Poles and Americans aren’t so different. All in all people are similar, especially young people, but there are some differences in culture which can’t be ignored. Growing up in the States, we’re encouraged to embrace our individualism. This is evident in how we name our children. We invent names for them or simply use names of common objects. Rain, Pilot, Apple, whatever. Poles, however, stick to Polish names. If you use an English name, it’s a bit ridiculous. It’s better to have a normal name like everyone else than to stand out in the crowd. This is just one of the many ways in which our cultures differ.
Americans are less formal, but Poles are more genuine.
Americans and Brits are sometimes so indirect that it’s cringe-worthy. If you’ve ever heard “excuse me, but would it be possible if I could maybe just a little bit…”, you know what I’m talking about. Poles get to the point faster. I don’t think it’s a problem but sometimes it can be uncomfortable in situations like e.g. I get a text that just says “ok”. With Americans, if you send a message like that, you know someone is pissed. It should be more like, “ok sure no problem”. That’s us agreeing not once, but 3 times for good measure. In Poland, they’re just agreeing. Once is enough I guess? This also proves our tendency to exaggerate. Nothing is good, everything is great/fantastic/spectacular. In Poland, ok means just that. In our house we regularly ask each other, “Polish ok or American ok?” Meaning, it is good (Polish ok) or just eh (American ok). Meaning the statement, “you look ok”, can have two quite different meanings depending on which of us says it.

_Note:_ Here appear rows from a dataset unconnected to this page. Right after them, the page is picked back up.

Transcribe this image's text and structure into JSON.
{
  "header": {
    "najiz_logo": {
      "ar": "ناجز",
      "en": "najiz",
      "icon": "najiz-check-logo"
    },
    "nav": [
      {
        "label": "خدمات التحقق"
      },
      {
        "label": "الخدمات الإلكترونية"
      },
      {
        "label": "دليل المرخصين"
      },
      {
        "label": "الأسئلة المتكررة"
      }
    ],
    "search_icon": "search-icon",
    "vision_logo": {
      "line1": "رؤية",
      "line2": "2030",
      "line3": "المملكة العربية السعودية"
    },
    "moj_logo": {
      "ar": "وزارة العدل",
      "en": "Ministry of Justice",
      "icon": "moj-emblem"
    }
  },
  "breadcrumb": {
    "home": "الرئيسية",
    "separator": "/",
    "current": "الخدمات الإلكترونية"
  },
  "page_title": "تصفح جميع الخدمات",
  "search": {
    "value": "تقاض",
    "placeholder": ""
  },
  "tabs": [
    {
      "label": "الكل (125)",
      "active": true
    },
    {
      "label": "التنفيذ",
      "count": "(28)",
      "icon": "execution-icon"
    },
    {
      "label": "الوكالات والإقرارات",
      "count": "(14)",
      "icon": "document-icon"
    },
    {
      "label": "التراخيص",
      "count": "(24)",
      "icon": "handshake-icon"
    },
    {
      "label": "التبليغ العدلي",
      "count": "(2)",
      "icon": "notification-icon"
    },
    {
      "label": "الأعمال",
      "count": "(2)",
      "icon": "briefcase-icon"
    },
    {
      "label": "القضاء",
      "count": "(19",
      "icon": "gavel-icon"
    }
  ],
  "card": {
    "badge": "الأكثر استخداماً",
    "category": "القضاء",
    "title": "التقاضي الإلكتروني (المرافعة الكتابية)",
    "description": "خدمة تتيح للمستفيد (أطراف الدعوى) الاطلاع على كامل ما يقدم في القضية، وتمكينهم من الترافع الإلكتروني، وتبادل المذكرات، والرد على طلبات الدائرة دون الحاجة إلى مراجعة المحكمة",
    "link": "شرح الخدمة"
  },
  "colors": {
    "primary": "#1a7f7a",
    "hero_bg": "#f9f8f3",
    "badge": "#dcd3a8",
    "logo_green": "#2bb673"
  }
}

Paradoxically, we’re more direct when it comes to addressing people. Everyone is addressed as “you” or by first name. In Poland, if you don’t know someone or have some power distance, you have to address someone as sir or ma’am (pan or pani). For me this puts distance between people. I can call someone much, much older than me or who I don’t know Pani but I couldn’t call my parents-in-law sir or ma’am. I feel too close to them. On the other hand, my husband called my parents by their first names from the very beginning because that’s just normal.
Americans are more friendly, but Poles are more hospitable.
Everyone knows the American stereotype. Silly Americans with smiles plastered on their faces. That may be true but we have fewer barriers between people, making daily life not only more comfortable but more bearable. We meet someone and we want to have a good rapport immediately. Poles need a little time to warm up, which I see time and time again during my lessons. The first ones are usually pretty uncomfortable, people are very nervous and don’t really want to open up. After you know each other for a little while, it usually changes completely. I think generally Poles are a little wary or distrusting of others. Something left over from the past. In reality, if you need something from an American, they’re probably nowhere to be found. Why? Too inconvenient. Need something from a Pole? They help you, make you dinner, feed you cake and give you a place to sleep. And offer you a drink.
Americans are arrogant, Poles are self-deprecating.
This is both apparent at the individual and national levels. Living in the States, you always hear that America is the best country in the world. People are patriotic to the extreme. Just look at July 4th – flags everywhere, people wearing red/white/blue clothing, BBQs. It’s a lot of fun. On November 11, Polish independence day, people don’t really celebrate. There are flags, but that’s about it. We’re proud of our country despite the fact that we do some very embarrassing things, and Poles seem to be ashamed although they have a lot of to proud of. As one of my students once said, “I’d say Poland is the worst country in the world before I said it was the best.” Brutal. People’s general opinions: Bureaucracy? Only in our sick country. See someone doing something foolish? Stupid Poles. Aggressive drivers? Poles can’t drive. My assessment? There are stupid people everywhere. It has nothing to do with nationality. Bureaucracy is sick everywhere, not only in Poland. No matter how much I complain, I know some things would be even harder if I lived in America.
Interestingly enough this applies to individuals as well. We are very willing to talk about ourselves and our accomplishments. This is exemplified in our answers to “how are you?” which are often things like “good… I just got a promotion” or “things are going well… I just bought a car”. Is it bragging or just telling the truth? We are happy to hear about good things in our friends’ lives, so I see nothing wrong with it. Oppositely, in Poland, it’s better not to say such things because people might be jealous.
Another example – once I went to a English teachers’ conference here in Poland with some Americans and we went to some lectures which required participation. The lecturer asked for some volunteers and all the Americans’ hands shot up but she still needed a few more volunteers and the lady literally had to pull the Poles onto the stage. For the Americans, it was no problem to put themselves out there – to differentiate themselves from others – but the Poles were extremely reluctant to do so. I see this in my lessons about personality. When I ask “what are you good at” or “which positive personality traits describe you?”, you can hear crickets chirping.
For me these are the biggest differences between our cultures, personality-wise of course. I’m not trying to say here that one is better or worse, just different. As an expat, these are the things which I notice most and which can sometimes be hard to deal with, but overall aren’t so bad.